LSSA and Ministry of Housing strategy adviser discuss proposed home buying reforms

The government’s strategy adviser at the Ministry of Housing recently met with members of the Legal Software Suppliers Association (LSSA) to gain input on proposed reforms to the home buying and home selling process.

At the meeting, members expressed optimism that reforms might succeed on this occasion. Multiple stakeholders have now engaged across the ecosystem of property transactions and not just in one sector. Technology is far more mature than it was 20 years ago, with 60% of code now generated by AI agents. 

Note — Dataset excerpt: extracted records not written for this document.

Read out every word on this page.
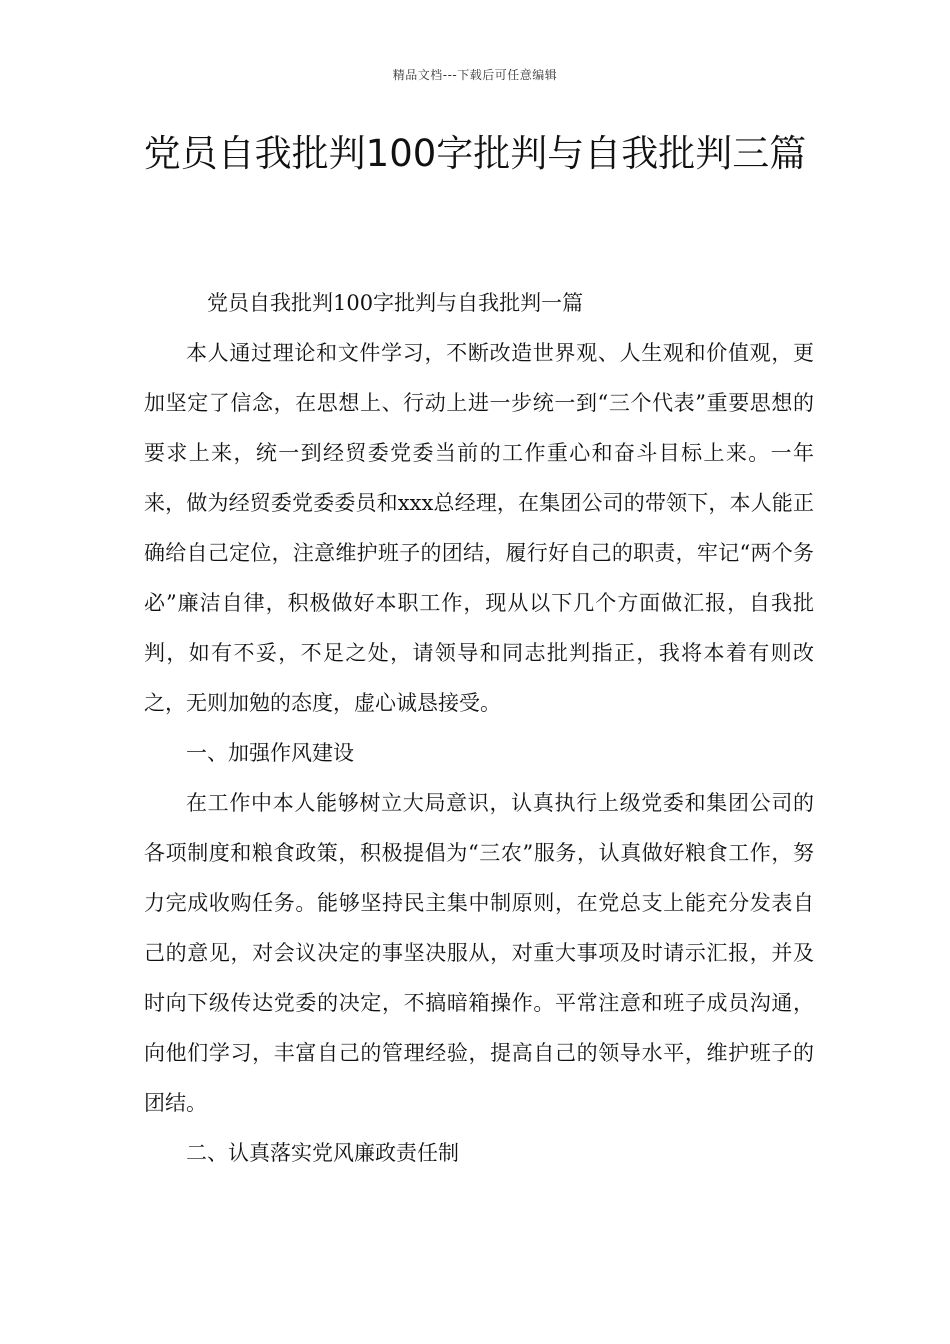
精品文档---下载后可任意编辑
党员自我批判100字批判与自我批判三篇

党员自我批判100字批判与自我批判一篇

本人通过理论和文件学习，不断改造世界观、人生观和价值观，更加坚定了信念，在思想上、行动上进一步统一到“三个代表”重要思想的要求上来，统一到经贸委党委当前的工作重心和奋斗目标上来。一年来，做为经贸委党委委员和xxx总经理，在集团公司的带领下，本人能正确给自己定位，注意维护班子的团结，履行好自己的职责，牢记“两个务必”廉洁自律，积极做好本职工作，现从以下几个方面做汇报，自我批判，如有不妥，不足之处，请领导和同志批判指正，我将本着有则改之，无则加勉的态度，虚心诚恳接受。

一、加强作风建设

在工作中本人能够树立大局意识，认真执行上级党委和集团公司的各项制度和粮食政策，积极提倡为“三农”服务，认真做好粮食工作，努力完成收购任务。能够坚持民主集中制原则，在党总支上能充分发表自己的意见，对会议决定的事坚决服从，对重大事项及时请示汇报，并及时向下级传达党委的决定，不搞暗箱操作。平常注意和班子成员沟通，向他们学习，丰富自己的管理经验，提高自己的领导水平，维护班子的团结。

二、认真落实党风廉政责任制
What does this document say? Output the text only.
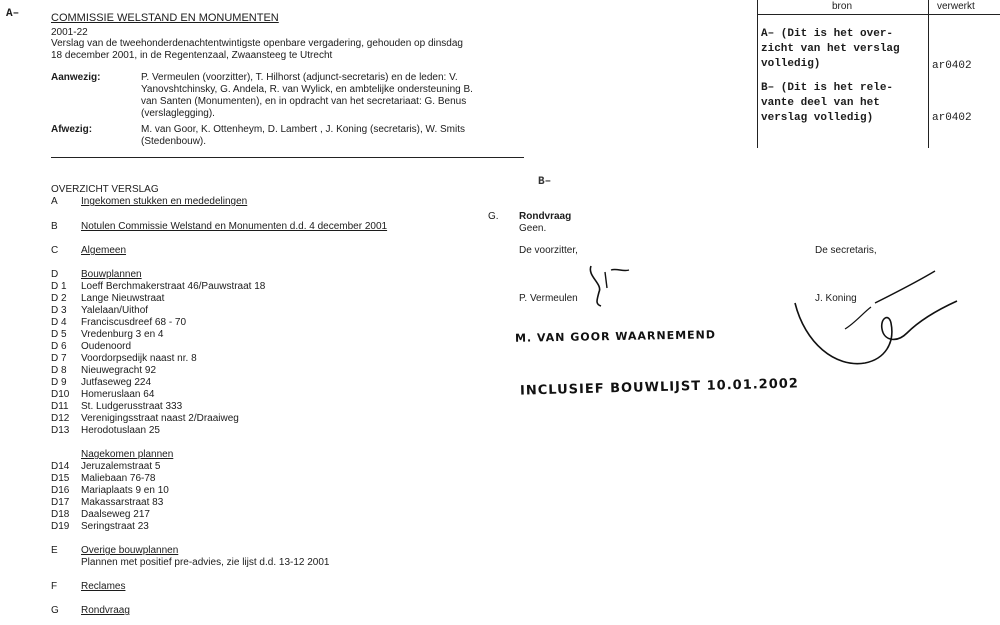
A–
B–
COMMISSIE WELSTAND EN MONUMENTEN
2001-22
Verslag van de tweehonderdenachtentwintigste openbare vergadering, gehouden op dinsdag
18 december 2001, in de Regentenzaal, Zwaansteeg te Utrecht
Aanwezig:	P. Vermeulen (voorzitter), T. Hilhorst (adjunct-secretaris) en de leden: V.
Yanovshtchinsky, G. Andela, R. van Wylick, en ambtelijke ondersteuning B.
van Santen (Monumenten), en in opdracht van het secretariaat: G. Benus
(verslaglegging).
Afwezig:	M. van Goor, K. Ottenheym, D. Lambert , J. Koning (secretaris), W. Smits
(Stedenbouw).
OVERZICHT VERSLAG
A Ingekomen stukken en mededelingen
B Notulen Commissie Welstand en Monumenten d.d. 4 december 2001
C Algemeen
D Bouwplannen
D 1 Loeff Berchmakerstraat 46/Pauwstraat 18
D 2 Lange Nieuwstraat
D 3 Yalelaan/Uithof
D 4 Franciscusdreef 68 - 70
D 5 Vredenburg 3 en 4
D 6 Oudenoord
D 7 Voordorpsedijk naast nr. 8
D 8 Nieuwegracht 92
D 9 Jutfaseweg 224
D10 Homeruslaan 64
D11 St. Ludgerusstraat 333
D12 Verenigingsstraat naast 2/Draaiweg
D13 Herodotuslaan 25
Nagekomen plannen
D14 Jeruzalemstraat 5
D15 Maliebaan 76-78
D16 Mariaplaats 9 en 10
D17 Makassarstraat 83
D18 Daalseweg 217
D19 Seringstraat 23
E Overige bouwplannen
Plannen met positief pre-advies, zie lijst d.d. 13-12 2001
F Reclames
G Rondvraag
G. Rondvraag
Geen.
De voorzitter,	De secretaris,
P. Vermeulen	J. Koning
M. VAN GOOR WAARNEMEND
INCLUSIEF BOUWLIJST 10.01.2002
bron	verwerkt
A– (Dit is het over-
zicht van het verslag
volledig)	ar0402
B– (Dit is het rele-
vante deel van het
verslag volledig)	ar0402
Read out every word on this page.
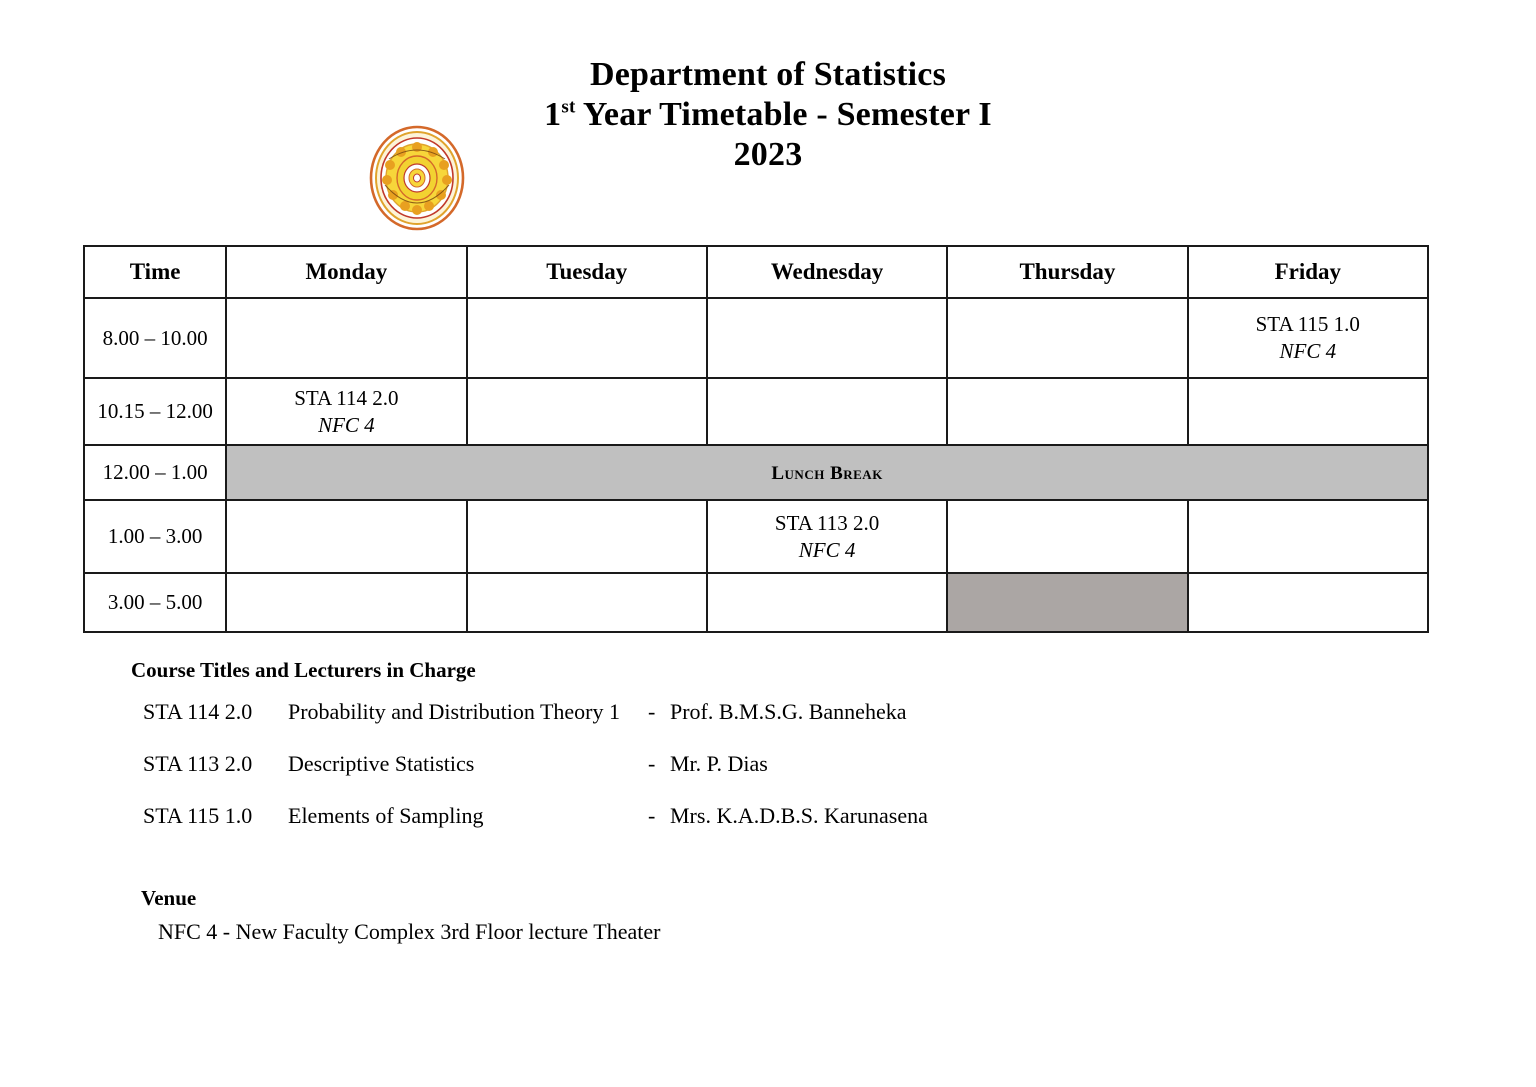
Department of Statistics
1st Year Timetable - Semester I
2023
Time	Monday	Tuesday	Wednesday	Thursday	Friday
8.00 – 10.00					STA 115 1.0
NFC 4

10.15 – 12.00	STA 114 2.0
NFC 4				

12.00 – 1.00	Lunch Break				
1.00 – 3.00			STA 113 2.0
NFC 4		

3.00 – 5.00					
Course Titles and Lecturers in Charge
STA 114 2.0	Probability and Distribution Theory 1	- Prof. B.M.S.G. Banneheka
STA 113 2.0	Descriptive Statistics	- Mr. P. Dias
STA 115 1.0	Elements of Sampling	- Mrs. K.A.D.B.S. Karunasena
Venue
NFC 4 - New Faculty Complex 3rd Floor lecture Theater
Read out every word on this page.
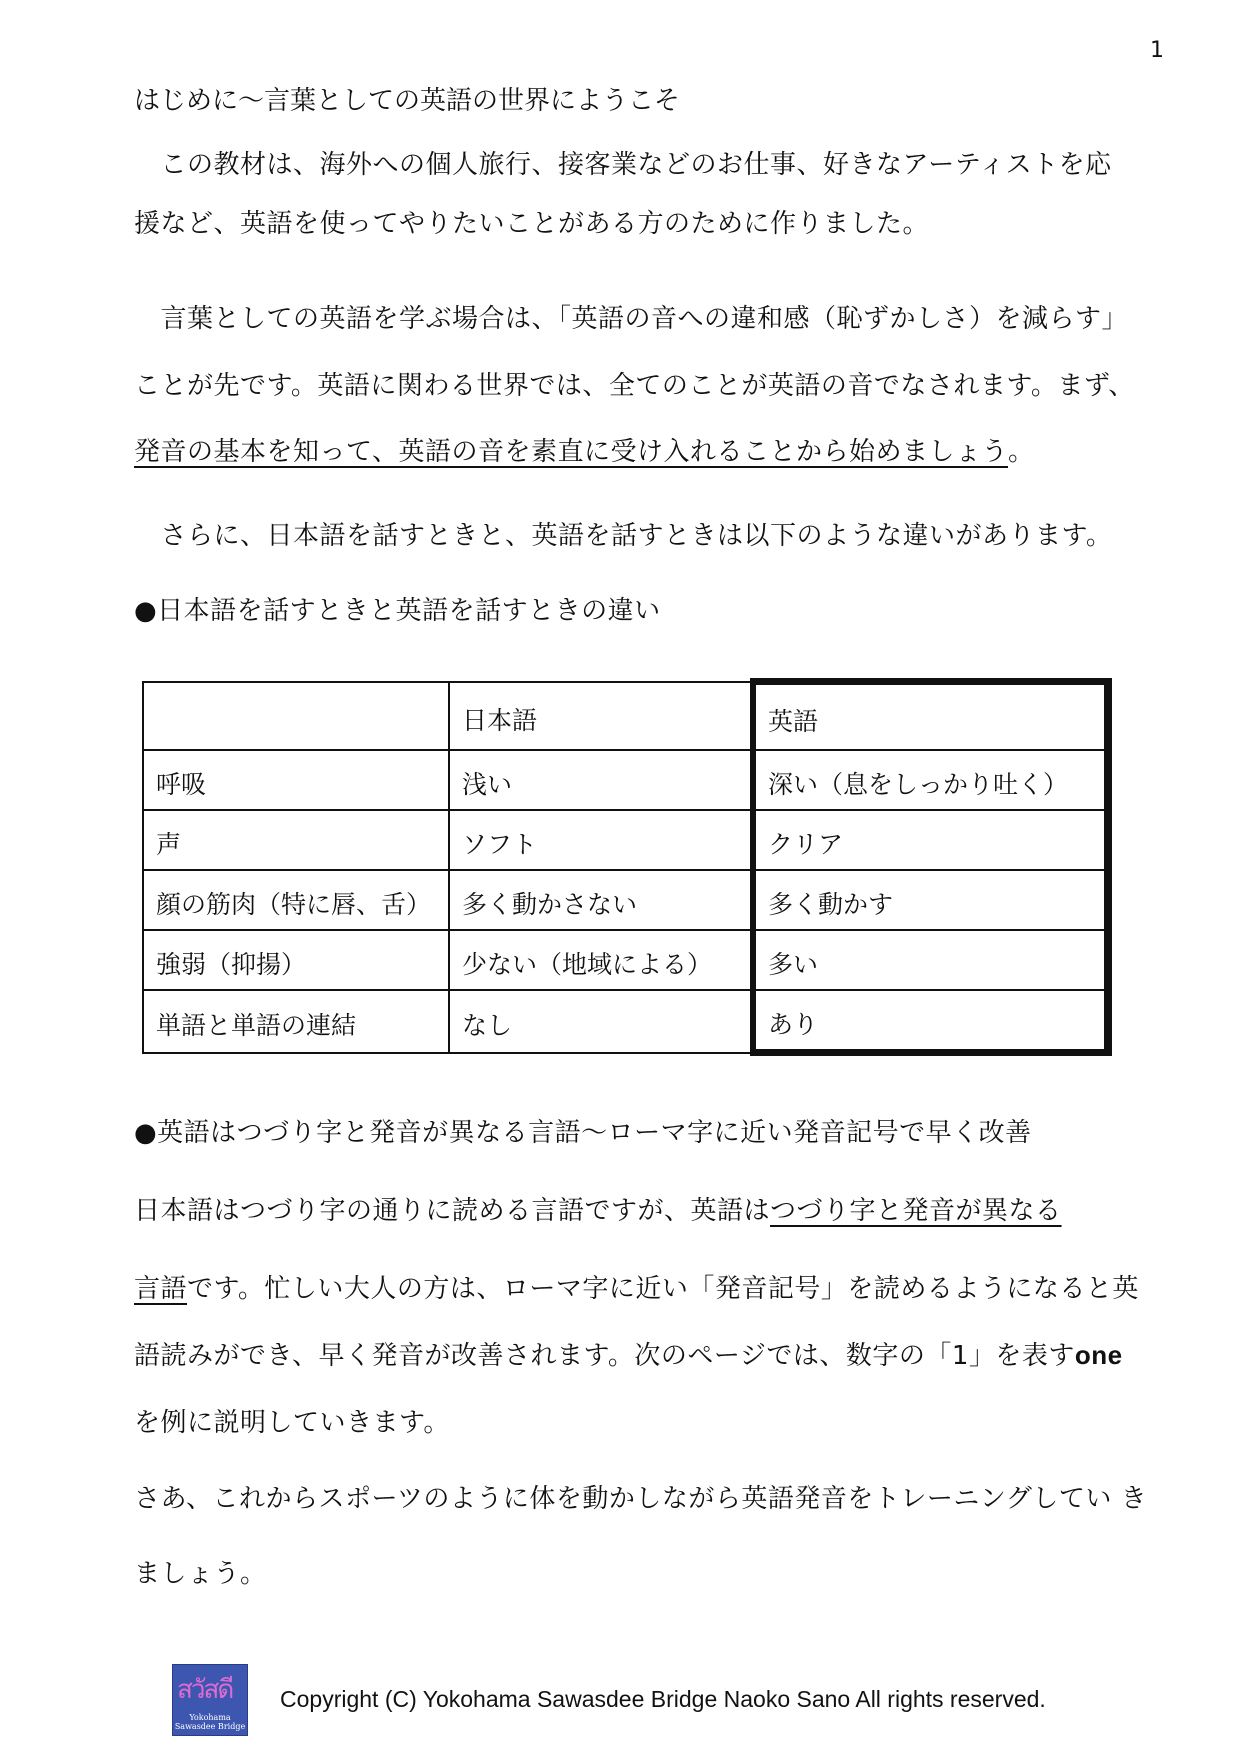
1
はじめに～言葉としての英語の世界にようこそ
　この教材は、海外への個人旅行、接客業などのお仕事、好きなアーティストを応
援など、英語を使ってやりたいことがある方のために作りました。
　言葉としての英語を学ぶ場合は、「英語の音への違和感（恥ずかしさ）を減らす」
ことが先です。英語に関わる世界では、全てのことが英語の音でなされます。まず、
発音の基本を知って、英語の音を素直に受け入れることから始めましょう。
　さらに、日本語を話すときと、英語を話すときは以下のような違いがあります。
●日本語を話すときと英語を話すときの違い
	日本語	英語
呼吸	浅い	深い（息をしっかり吐く）
声	ソフト	クリア
顔の筋肉（特に唇、舌）	多く動かさない	多く動かす
強弱（抑揚）	少ない（地域による）	多い
単語と単語の連結	なし	あり
●英語はつづり字と発音が異なる言語～ローマ字に近い発音記号で早く改善
日本語はつづり字の通りに読める言語ですが、英語はつづり字と発音が異なる
言語です。忙しい大人の方は、ローマ字に近い「発音記号」を読めるようになると英
語読みができ、早く発音が改善されます。次のページでは、数字の「1」を表すone
を例に説明していきます。
さあ、これからスポーツのように体を動かしながら英語発音をトレーニングしてい き
ましょう。
สวัสดี
Yokohama Sawasdee Bridge
Copyright (C) Yokohama Sawasdee Bridge Naoko Sano All rights reserved.
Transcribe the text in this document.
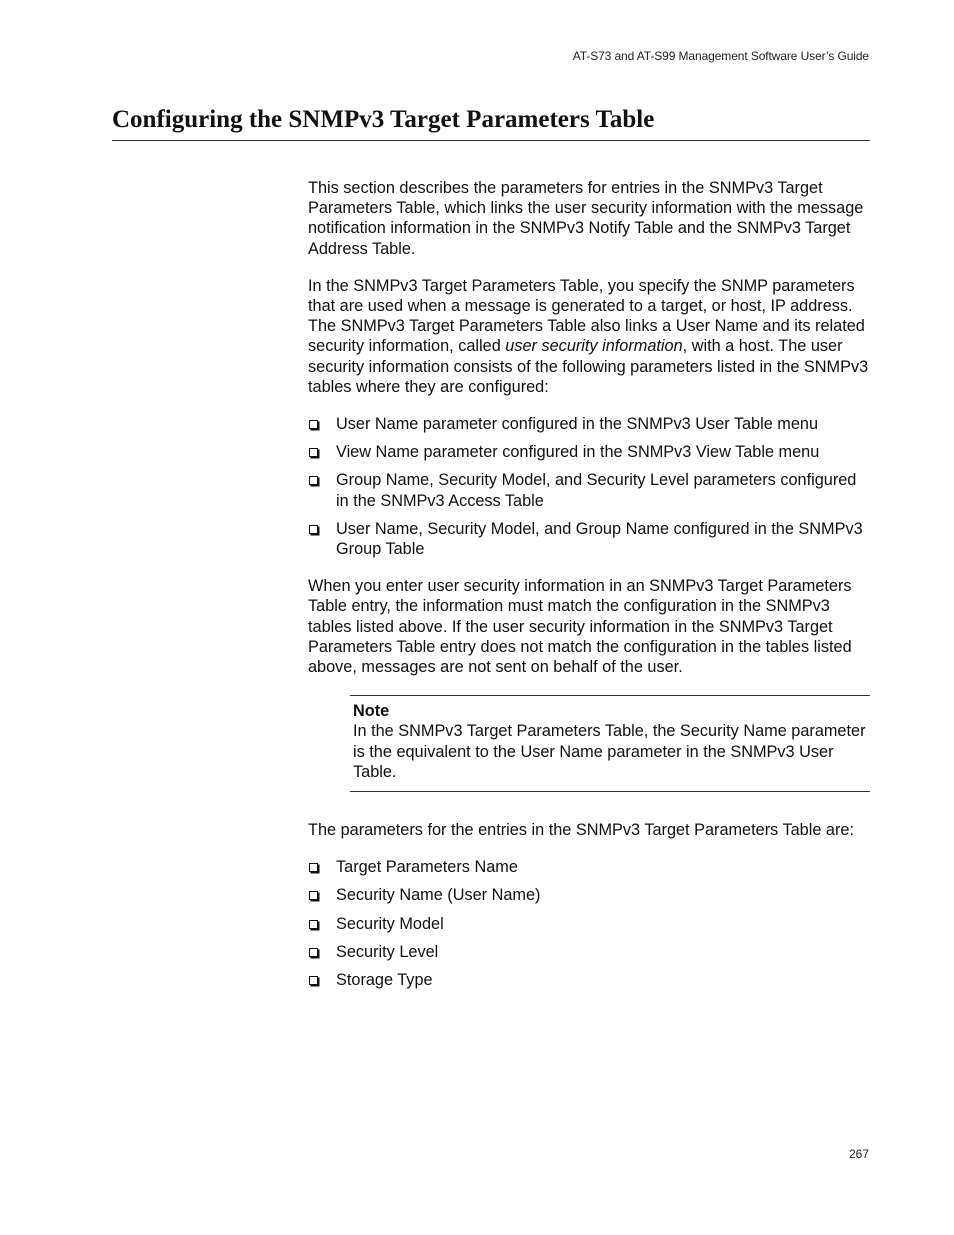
AT-S73 and AT-S99 Management Software User’s Guide
Configuring the SNMPv3 Target Parameters Table

This section describes the parameters for entries in the SNMPv3 Target Parameters Table, which links the user security information with the message notification information in the SNMPv3 Notify Table and the SNMPv3 Target Address Table.

In the SNMPv3 Target Parameters Table, you specify the SNMP parameters that are used when a message is generated to a target, or host, IP address. The SNMPv3 Target Parameters Table also links a User Name and its related security information, called user security information, with a host. The user security information consists of the following parameters listed in the SNMPv3 tables where they are configured:

User Name parameter configured in the SNMPv3 User Table menu
View Name parameter configured in the SNMPv3 View Table menu
Group Name, Security Model, and Security Level parameters configured in the SNMPv3 Access Table
User Name, Security Model, and Group Name configured in the SNMPv3 Group Table

When you enter user security information in an SNMPv3 Target Parameters Table entry, the information must match the configuration in the SNMPv3 tables listed above. If the user security information in the SNMPv3 Target Parameters Table entry does not match the configuration in the tables listed above, messages are not sent on behalf of the user.

Note
In the SNMPv3 Target Parameters Table, the Security Name parameter is the equivalent to the User Name parameter in the SNMPv3 User Table.

The parameters for the entries in the SNMPv3 Target Parameters Table are:

Target Parameters Name
Security Name (User Name)
Security Model
Security Level
Storage Type
267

“There’s multi-stakeholder engagement through the Open Property Data Association (OPDA) – and the LSSA has a memorandum of understanding with them – and the government’s smart data scheme, which is creating momentum.  This is no longer just a technology problem, because trust frameworks and data standards are evolving. Today there’s more energy and passion to fix the broken property market than there has been in the past 25 years,” commented Kevin Horlock, CEO of the LSSA.

Tim Kidd, CEO of the Institute of Legal Finance and Management (ILFM), made clear that it will be his members in law firms who will need to implement the changes, explaining that their input to the proposals will be important.

The LSSA emphasised the reforms constitute “catch up” and not innovation, noting that the process is ten years behind the DVLA and Passport Office on digital data exchange. Members support the move towards earlier binding contracts and upfront information. They make clear that what matters is trust in the provenance of data and not a centralisation of that data.